Chirp the keypads

lugnut

Member
I'm a rookie at this so please bear with me. I want an event to beep the keypad. The only way I've found so far to do this is with a THEN rule to start beeps when the event transition is detected. Turning the keypad beeps on causes a short burst of 3 beeps, then a pause, then repeats the burst of 3 beeps until it is explicitly stopped. I only want a single burst of the 3 beeps, always 3 beeps, to all keypads.

The way I found to do this in theory is using a 1 second counter, which starts after the BEEP START, and ends the beeps when the timer times out.

The issue I've found with the use of counters and a WHENEVER 1 SECOND rule is the 1 second seems tied to a system timer tic's 1-second boundary, so the event that happens asynchronous to the system timer tic results in I sometimes hear the keypad emit the short burst of 3 beeps, and sometimes not. It depends (it seems anyway) on when the event hits within the system timer tic's 1-second window, which is unpredictable since they aren't synchronized.

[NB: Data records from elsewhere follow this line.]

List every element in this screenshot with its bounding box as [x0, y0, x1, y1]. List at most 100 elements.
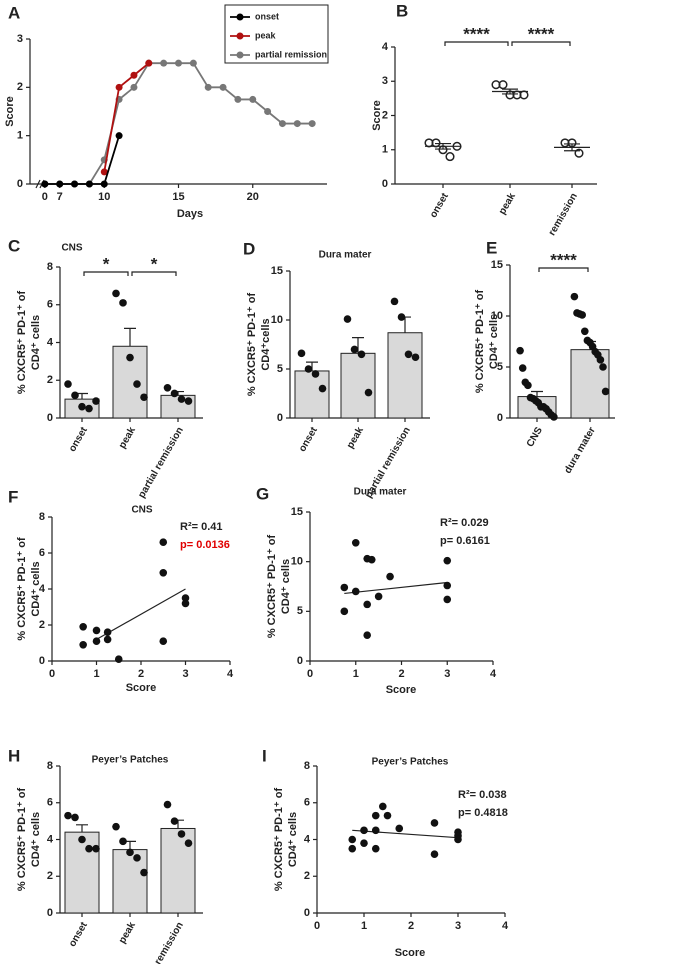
data-point	[404, 350, 413, 359]
chart-title: Dura mater	[319, 250, 372, 261]
data-point	[379, 802, 387, 811]
y-axis-label: CD4⁺ cells	[287, 812, 299, 867]
chart-title: Peyer’s Patches	[372, 757, 449, 768]
significance-label: *	[103, 254, 110, 273]
data-point	[430, 819, 439, 827]
data-point	[56, 180, 64, 188]
error-bar	[76, 824, 88, 833]
y-tick-label: 0	[497, 412, 503, 424]
data-point	[297, 349, 306, 358]
data-point	[159, 538, 168, 546]
data-point	[78, 835, 86, 844]
data-point	[126, 848, 134, 857]
chart-title: CNS	[131, 505, 152, 516]
bar	[64, 831, 100, 914]
chart-title: CNS	[61, 243, 82, 254]
x-tick-label: remission	[547, 191, 580, 237]
data-point	[170, 817, 179, 825]
x-tick-label: 3	[444, 668, 450, 680]
y-tick-label: 3	[17, 33, 23, 45]
legend-marker	[236, 32, 244, 40]
significance-bracket	[83, 271, 129, 276]
y-tick-label: 4	[304, 833, 311, 845]
data-point	[550, 413, 558, 421]
error-bar	[435, 142, 451, 150]
error-bar	[531, 390, 543, 397]
panel-letter: D	[243, 239, 255, 258]
y-tick-label: 4	[39, 583, 46, 595]
data-point	[386, 572, 394, 581]
data-point	[293, 120, 301, 128]
data-point	[518, 364, 527, 372]
significance-label: ****	[528, 24, 555, 43]
y-tick-label: 3	[382, 75, 388, 87]
legend-label: partial remission	[255, 49, 327, 59]
y-tick-label: 0	[382, 178, 388, 190]
data-point	[219, 83, 227, 91]
x-tick-label: dura mater	[563, 425, 598, 475]
y-tick-label: 0	[47, 907, 53, 919]
panel-letter: H	[8, 746, 20, 765]
x-tick-label: 7	[57, 191, 63, 203]
y-tick-label: 15	[291, 506, 303, 518]
annotation: R²= 0.038	[458, 789, 507, 801]
y-tick-label: 2	[39, 619, 45, 631]
data-point	[340, 607, 349, 616]
annotation: R²= 0.41	[180, 521, 223, 533]
x-tick-label: partial remission	[136, 920, 186, 964]
y-tick-label: 0	[47, 412, 53, 424]
x-tick-label: 0	[307, 668, 313, 680]
data-point	[115, 132, 123, 140]
data-point	[318, 384, 327, 393]
data-line	[44, 62, 313, 185]
x-tick-label: 2	[138, 668, 144, 680]
data-point	[119, 837, 127, 846]
annotation: R²= 0.029	[440, 517, 489, 529]
data-point	[343, 315, 352, 323]
data-point	[390, 297, 399, 306]
data-point	[126, 353, 134, 362]
x-axis-label: Score	[126, 682, 157, 694]
y-tick-label: 2	[382, 109, 388, 121]
data-point	[159, 569, 168, 577]
data-point	[71, 391, 79, 400]
data-point	[71, 180, 79, 188]
data-point	[130, 71, 138, 79]
x-tick-label: onset	[428, 191, 451, 220]
annotation: p= 0.0136	[180, 539, 230, 551]
data-point	[92, 637, 101, 645]
data-point	[445, 152, 455, 162]
x-tick-label: 4	[490, 668, 497, 680]
significance-label: ****	[550, 250, 577, 269]
y-tick-label: 15	[271, 265, 283, 277]
x-tick-label: 15	[172, 191, 184, 203]
significance-label: ****	[463, 24, 490, 43]
x-tick-label: peak	[117, 425, 138, 451]
data-point	[64, 380, 72, 388]
x-axis-label: Days	[177, 208, 203, 220]
data-point	[177, 830, 186, 838]
data-point	[364, 388, 373, 397]
x-tick-label: 4	[227, 668, 234, 680]
error-bar	[502, 88, 518, 95]
data-point	[374, 592, 383, 601]
y-axis-label: CD4⁺ cells	[30, 315, 42, 370]
y-tick-label: 8	[39, 511, 45, 523]
y-tick-label: 6	[47, 797, 53, 809]
data-point	[133, 854, 141, 862]
y-tick-label: 8	[304, 760, 310, 772]
significance-bracket	[131, 271, 177, 276]
data-point	[71, 813, 79, 822]
y-tick-label: 4	[382, 41, 389, 53]
x-tick-label: CNS	[525, 425, 545, 449]
data-point	[363, 600, 371, 609]
y-tick-label: 8	[47, 261, 53, 273]
y-tick-label: 2	[17, 81, 23, 93]
data-point	[184, 397, 193, 405]
y-axis-label: CD4⁺ cells	[488, 314, 500, 369]
y-tick-label: 10	[491, 310, 503, 322]
y-axis-label: % CXCR5⁺ PD-1⁺ of	[246, 293, 258, 397]
significance-label: *	[151, 254, 158, 273]
data-point	[103, 628, 112, 636]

If I set the counter that terminates the beeps to 2 seconds, I sometimes get two bursts of 3 beeps, and sometimes just one. Also, it can vary with my 2 keypads. Sometimes I hear the beeps on one keypad but not the other. I guess that says there is no "keypad broadcast address" on the data bus, and it sends the commands in series, individually addressed (but I can't find where you can actually direct text or beeps to specific keypads so maybe I'm confused)

So my question, is there a simple way to just send a single burst of 3 beeps to all keypads, that I'm not seeing? Where it will always send just the single burst of 3 beeps, and always to all keypads?

Would the use of "dummy outputs" turned on for 1 second give a different result? (i.e. if you turn an output on for 1 second, does it turn on immediately, even if the system timer-tic-seconds is at say xx1.47 seconds, or does it also hold off until it detects a transition to xx2.00 seconds?)
 
Not sure if you chirp needs to sound the same as the standard keypad chirp, but...

Could you setup an output with a voice description of 800hz tones and silences to achieve the desired affect?

Brian
 
Not sure if you chirp needs to sound the same as the standard keypad chirp, but...

Could you setup an output with a voice description of 800hz tones and silences to achieve the desired affect?

Brian

An interesting idea, but I think that would have to go out the speaker(?). My preference would be right at the keypads, at the exit doors. My doors sometimes need an extra nudge to compress the weatherstripping all the way, and re-engage the contacts. My dog has been known to get out these not-completely-closed doors, so this "chime when closed" is not so much a security feature as a reminder.
 
Not sure if you chirp needs to sound the same as the standard keypad chirp, but...

Could you setup an output with a voice description of 800hz tones and silences to achieve the desired affect?

Brian

An interesting idea, but I think that would have to go out the speaker(?). My preference would be right at the keypads, at the exit doors. My doors sometimes need an extra nudge to compress the weatherstripping all the way, and re-engage the contacts. My dog has been known to get out these not-completely-closed doors, so this "chime when closed" is not so much a security feature as a reminder.

I have speakers mounted behind the keypads, doesn't everyone? :)

I have some doors with magnetic locks, I flash the F1 key on the keypad if the switch isn't made.